Court-appointed attorneys for proposed conservatees are given a "dual role" by local court rules. One duty is to help the court resolve the case. The attorneys seem to be very good in that role, and not so good at defending the rights of the clients, since nearly all cases are settled with the clients losing their decision-making rights.
These attorneys never file an appeal for their clients, so the Court of Appeal never sees how the judges or the attorneys handle these limited conservatorship cases. The probate court judges who process these cases know their actions will not be reviewed on appeal.
A probate judge recently told a group of court-appointed attorneys at a training last year they are not required to advise clients about their right to appeal. Attorneys are usually released as counsel when the conservatorship order is granted. Clients, therefore, have no attorney to assist them in filing an appeal.
The California Appellate Project states it has never seen an appeal by a limited conservatee. A search of case law shows there are no published opinions deciding appeals filed by limited conservatees.
Show me a legal system that has no appeals and I will show you a rigged system. Consider me a whistleblower if you wish, but this cannot continue. Something must be done.
One solution would be to pass a bill clarifying that a "next friend" can file an appeal for someone who lacks competency to do it for himself or herself. Such a proposal, known as Gregory's Law, is being circulated now.
Gregory's Law would allow a relative or friend to file a "next friend" appeal to challenge the orders of judges or the conduct of appointed attorneys that infringe the rights of limited conservatees. Clarification is needed because a published opinion (Conservatorship of Gregory D., 214 Cal.App.4th 62 (2013)) declared that only the limited conservatee may appeal to complain about these issues.

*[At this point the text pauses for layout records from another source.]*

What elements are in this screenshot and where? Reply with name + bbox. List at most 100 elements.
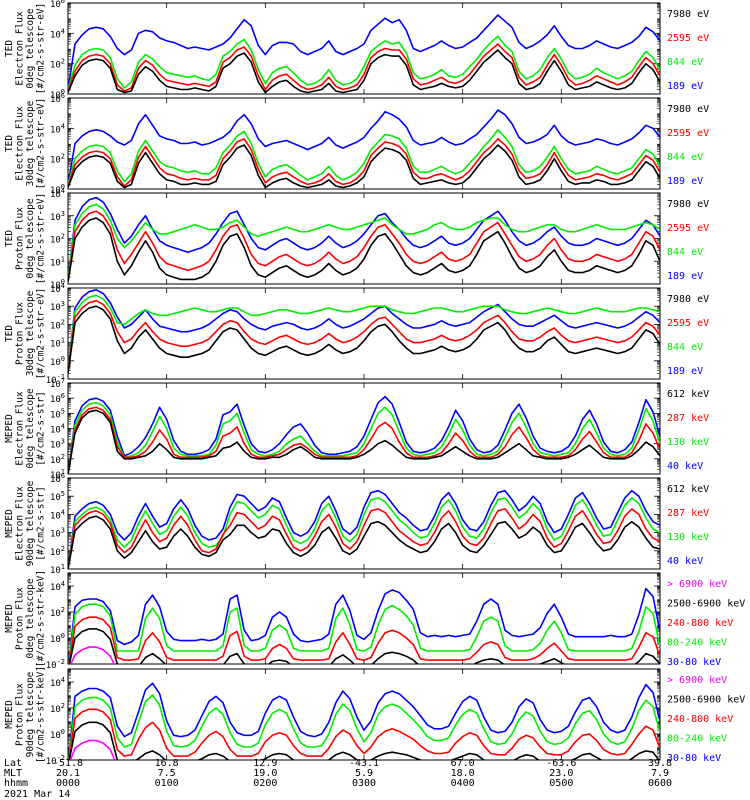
y-label-line: [#/cm2-s-str-keV]	[36, 666, 47, 763]
y-tick-label: 106	[50, 0, 65, 10]
y-label-line: 90deg telescope	[25, 480, 36, 566]
tick-base: 10	[50, 186, 61, 196]
hhmm-tick-label: 0600	[648, 778, 672, 789]
tick-exponent: 5	[61, 490, 65, 498]
tick-base: 10	[50, 0, 61, 10]
y-tick-label: 106	[50, 392, 65, 405]
hhmm-tick-label: 0000	[56, 778, 80, 789]
y-tick-label: 103	[50, 438, 65, 451]
series-line-7980-ev	[68, 217, 660, 282]
y-tick-label: 102	[50, 58, 65, 71]
y-tick-label: 106	[50, 92, 65, 105]
plot-frame	[67, 192, 661, 285]
tick-base: 10	[50, 236, 61, 246]
lat-tick-label: 12.9	[253, 758, 277, 769]
mlt-tick-label: 5.9	[355, 768, 373, 779]
series-line-844-ev	[68, 129, 660, 185]
y-label-line: MEPED	[4, 414, 15, 443]
tick-base: 10	[50, 566, 61, 576]
mlt-tick-label: 7.9	[651, 768, 669, 779]
series-line-189-ev	[68, 289, 660, 370]
tick-base: 10	[50, 380, 61, 390]
y-label-line: TED	[4, 135, 15, 152]
y-tick-label: 100	[50, 88, 65, 101]
mlt-tick-label: 19.0	[253, 768, 277, 779]
y-label-line: [#/cm2-s-str-eV]	[36, 193, 47, 285]
tick-base: 10	[50, 471, 61, 481]
tick-exponent: 3	[61, 527, 65, 535]
tick-exponent: -2	[57, 754, 65, 762]
hhmm-tick-label: 0100	[155, 778, 179, 789]
y-label-line: MEPED	[4, 509, 15, 538]
tick-exponent: 3	[61, 300, 65, 308]
legend-entry: 240-800 keV	[667, 714, 733, 725]
y-label-line: [#/cm2-s-str-eV]	[36, 98, 47, 190]
series-group	[68, 109, 660, 189]
legend-entry: 2595 eV	[667, 33, 709, 44]
legend-entry: 287 keV	[667, 508, 709, 519]
y-label-line: 0deg telescope	[25, 388, 36, 468]
legend: 612 keV 287 keV 130 keV 40 keV	[667, 389, 709, 472]
series-line-30-80-kev	[68, 587, 660, 664]
tick-base: 10	[50, 213, 61, 223]
tick-base: 10	[50, 30, 61, 40]
y-tick-label: 102	[50, 702, 65, 715]
tick-base: 10	[50, 511, 61, 521]
series-line-612-kev	[68, 515, 660, 569]
y-tick-label: 105	[50, 407, 65, 420]
tick-exponent: 2	[61, 318, 65, 326]
tick-base: 10	[50, 61, 61, 71]
series-group	[68, 489, 660, 569]
tick-exponent: 2	[61, 545, 65, 553]
y-axis-label: MEPED Proton Flux 90deg telescope [#/cm2-s-…	[4, 666, 47, 763]
y-label-line: Electron Flux	[15, 391, 26, 466]
y-label-line: [#/cm2-s-str]	[36, 391, 47, 465]
tick-exponent: 4	[61, 676, 65, 684]
tick-base: 10	[46, 661, 57, 671]
y-tick-label: 101	[50, 563, 65, 576]
series-group	[68, 196, 660, 282]
tick-base: 10	[50, 731, 61, 741]
legend-entry: > 6900 keV	[667, 675, 727, 686]
series-line-189-ev	[68, 14, 660, 90]
y-tick-label: 100	[50, 183, 65, 196]
y-tick-label: 102	[50, 453, 65, 466]
legend-entry: 80-240 keV	[667, 734, 727, 745]
tick-exponent: 7	[61, 377, 65, 385]
tick-base: 10	[50, 91, 61, 101]
tick-exponent: 4	[61, 282, 65, 290]
tick-exponent: -1	[57, 373, 65, 381]
tick-base: 10	[50, 583, 61, 593]
y-tick-label: 103	[50, 210, 65, 223]
tick-base: 10	[50, 426, 61, 436]
tick-base: 10	[50, 456, 61, 466]
y-tick-label: 100	[50, 355, 65, 368]
legend-entry: 130 keV	[667, 437, 709, 448]
series-line-844-ev	[68, 294, 660, 370]
y-tick-label: 102	[50, 606, 65, 619]
series-line-240-800-kev	[68, 616, 660, 664]
legend: 7980 eV 2595 eV 844 eV 189 eV	[667, 199, 709, 282]
y-label-line: 90deg telescope	[25, 671, 36, 757]
plot-frame	[67, 382, 661, 475]
tick-exponent: 0	[61, 728, 65, 736]
legend-entry: 844 eV	[667, 342, 703, 353]
y-tick-label: 100	[50, 278, 65, 291]
y-label-line: TED	[4, 40, 15, 57]
y-tick-label: 10-1	[46, 373, 65, 386]
tick-base: 10	[50, 548, 61, 558]
tick-exponent: 6	[61, 92, 65, 100]
y-tick-label: 102	[50, 233, 65, 246]
legend-entry: 844 eV	[667, 57, 703, 68]
series-line-612-kev	[68, 409, 660, 474]
y-label-line: Electron Flux	[15, 486, 26, 561]
series-line-189-ev	[68, 109, 660, 185]
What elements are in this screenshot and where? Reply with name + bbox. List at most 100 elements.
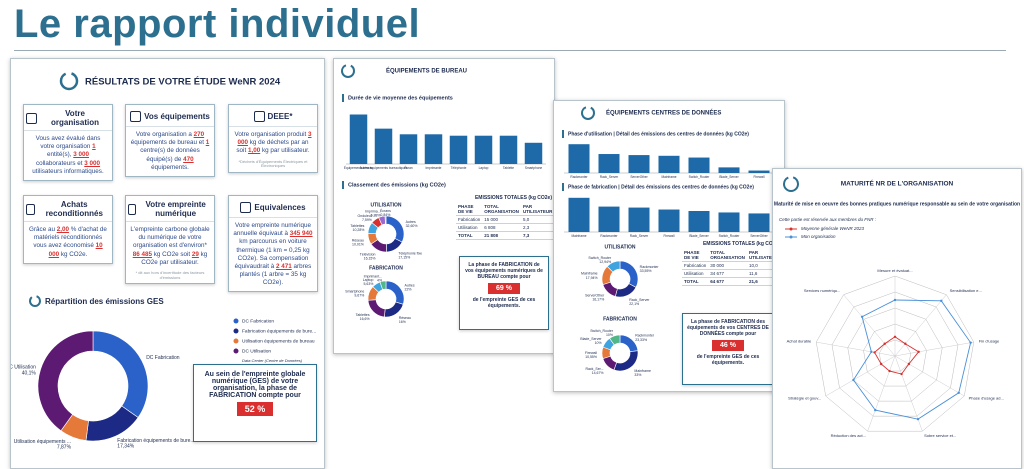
- card-title: Equivalences: [254, 202, 306, 212]
- bar: [449, 135, 468, 164]
- axis-label: Mesure et évaluat...: [877, 268, 912, 273]
- x-tick-label: Imprimante: [426, 166, 442, 170]
- bar: [424, 134, 443, 164]
- maturity-graphics: MATURITÉ NR DE L'ORGANISATION Maturité d…: [774, 176, 1020, 438]
- card-body: Votre organisation produit 3 000 kg de d…: [229, 127, 317, 160]
- radar-axis: [825, 355, 896, 397]
- axis-label: Phase d'usage ad...: [969, 396, 1004, 401]
- cell: 21 808: [482, 231, 521, 240]
- cell: 7,3: [520, 231, 554, 240]
- segment-label: Switch_Router 10%: [590, 329, 614, 337]
- segment-name: Rackmonter: [640, 265, 660, 269]
- table: PHASE DE VIE TOTAL ORGANISATION PAR UTILIS…: [456, 203, 554, 240]
- segment-name: Autres: [406, 220, 416, 224]
- segment-value: 4%: [377, 278, 382, 282]
- segment-label: Imprimant... 4%: [364, 274, 383, 282]
- donut-segment: [92, 330, 149, 418]
- card-header: DEEE*: [229, 105, 317, 127]
- segment-label: Rack_Server 22,1%: [629, 298, 650, 306]
- segment-name: Téléphonie fixe: [398, 251, 422, 255]
- card-title: Votre empreinte numérique: [145, 200, 206, 218]
- table-header: PHASE DE VIE TOTAL ORGANISATION PAR UTILIS…: [456, 203, 554, 216]
- legend-label: Mon organisation: [801, 234, 836, 239]
- header-cell: PHASE DE VIE: [682, 249, 709, 262]
- section-title: Classement des émissions (kg CO2e): [348, 182, 446, 188]
- donut-title: UTILISATION: [370, 202, 401, 208]
- radar-axis: [816, 341, 896, 357]
- header-cell: PHASE DE VIE: [456, 203, 483, 216]
- header-cell: TOTAL ORGANISATION: [708, 249, 747, 262]
- card-text: centre(s) de données équipé(s) de: [140, 147, 200, 163]
- donut-segment: [384, 215, 387, 225]
- callout: Au sein de l'empreinte globale numérique…: [193, 364, 317, 442]
- highlight-value: 10 000: [48, 242, 103, 258]
- table: PHASE DE VIE TOTAL ORGANISATION PAR UTILIS…: [682, 249, 781, 286]
- card-text: collaborateurs et: [35, 159, 85, 167]
- totals-table: EMISSIONS TOTALES (kg CO2e) PHASE DE VIE T…: [456, 195, 554, 240]
- card-header: Achats reconditionnés: [24, 196, 112, 222]
- info-card: Equivalences Votre empreinte numérique an…: [228, 195, 318, 293]
- segment-value: 23,33%: [635, 338, 647, 342]
- x-tick-label: Autres équipements bureautiques: [360, 166, 408, 170]
- radar-point: [873, 351, 876, 354]
- cell: 21,6: [746, 277, 781, 286]
- legend-label: DC Utilisation: [242, 348, 271, 354]
- segment-label: Tablettes 10,28%: [350, 224, 364, 232]
- card-icon: [130, 110, 142, 122]
- accent: [342, 94, 344, 102]
- bar: [658, 155, 680, 173]
- segment-value: 9,67%: [354, 293, 364, 297]
- callout-text: Au sein de l'empreinte globale numérique…: [204, 371, 306, 399]
- callout-value: 69 %: [488, 283, 520, 294]
- segment-value: 5,63%: [363, 282, 373, 286]
- card-title: Achats reconditionnés: [45, 200, 103, 218]
- segment-value: 22%: [405, 287, 412, 291]
- radar-point: [969, 341, 972, 344]
- segment-name: Onduleur: [358, 214, 373, 218]
- bar: [499, 135, 518, 164]
- table-header: PHASE DE VIE TOTAL ORGANISATION PAR UTILIS…: [682, 249, 781, 262]
- table-row: TOTAL 21 808 7,3: [456, 231, 554, 240]
- cell: 30 000: [708, 261, 747, 270]
- info-card: Votre organisation Vous avez évalué dans …: [23, 104, 113, 181]
- card-title: DEEE*: [267, 111, 293, 121]
- cell: 64 677: [708, 277, 747, 286]
- section-title: Phase d'utilisation | Détail des émissio…: [568, 131, 749, 137]
- segment-value: 7,87%: [57, 445, 72, 451]
- donut-title: FABRICATION: [369, 265, 403, 271]
- callout-text: La phase de FABRICATION de vos équipemen…: [465, 262, 543, 280]
- card-icon: [26, 112, 37, 124]
- legend-label: Utilisation équipements de bureau: [242, 338, 315, 344]
- axis-label: Stratégie et gouv...: [788, 396, 821, 401]
- table-row: Fabrication 30 000 10,0: [682, 261, 781, 270]
- table-row: Utilisation 6 808 2,3: [456, 223, 554, 232]
- cell: 15 000: [482, 215, 521, 224]
- section-title: Phase de fabrication | Détail des émissi…: [568, 184, 754, 190]
- x-tick-label: Tablette: [503, 166, 514, 170]
- summary-panel: RÉSULTATS DE VOTRE ÉTUDE WeNR 2024 Répar…: [10, 58, 325, 469]
- x-tick-label: Rackmonter: [600, 234, 618, 238]
- card-body: Votre organisation a 270 équipements de …: [126, 127, 214, 176]
- card-icon: [26, 203, 36, 215]
- radar-axis: [867, 355, 896, 432]
- table-row: TOTAL 64 677 21,6: [682, 277, 781, 286]
- bar: [374, 128, 393, 164]
- office-graphics: ÉQUIPEMENTS DE BUREAU Durée de vie moyen…: [341, 64, 546, 324]
- totals-table: EMISSIONS TOTALES (kg CO2e) PHASE DE VIE T…: [682, 241, 781, 286]
- segment-value: 10,01%: [352, 242, 364, 246]
- info-card: DEEE* Votre organisation produit 3 000 kg…: [228, 104, 318, 174]
- cell: 34 677: [708, 269, 747, 278]
- maturity-panel: MATURITÉ NR DE L'ORGANISATION Maturité d…: [772, 168, 1022, 469]
- logo: [783, 176, 799, 192]
- x-tick-label: Blade_Server: [689, 234, 709, 238]
- x-tick-label: Rackmonter: [570, 175, 588, 179]
- cell: TOTAL: [456, 231, 483, 240]
- x-tick-label: Blade_Server: [719, 175, 739, 179]
- radar-point: [893, 298, 897, 302]
- x-tick-label: Switch_Router: [719, 234, 741, 238]
- segment-label: Mainframe 33%: [634, 369, 651, 377]
- bar: [524, 142, 543, 164]
- axis-label: Sobre service et...: [924, 433, 956, 438]
- legend-note: Data Center (Centre de Données): [242, 358, 303, 363]
- office-panel: ÉQUIPEMENTS DE BUREAU Durée de vie moyen…: [333, 58, 555, 354]
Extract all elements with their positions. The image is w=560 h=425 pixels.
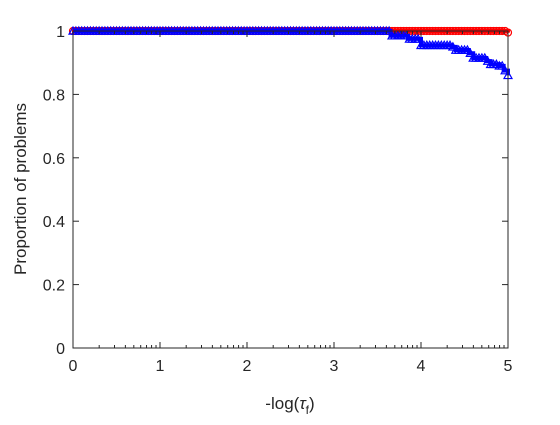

That creates a Catch-22 for limited conservatees. Because of the nature of their disabilities, they lack the understanding of how to appeal. Their appointed attorneys won't appeal because it is they who surrendered the rights of their clients. So ongoing violations of the rights of people with disabilities are never reviewed on appeal.
The best solution would be for attorneys to serve their primary duty, defending the rights of their clients. This should be their only focus. The court rule giving them a secondary duty to help settle cases should be eliminated.

Thomas F. Coleman is the legal director of the Disability and Abuse Project of Spectrum Institute.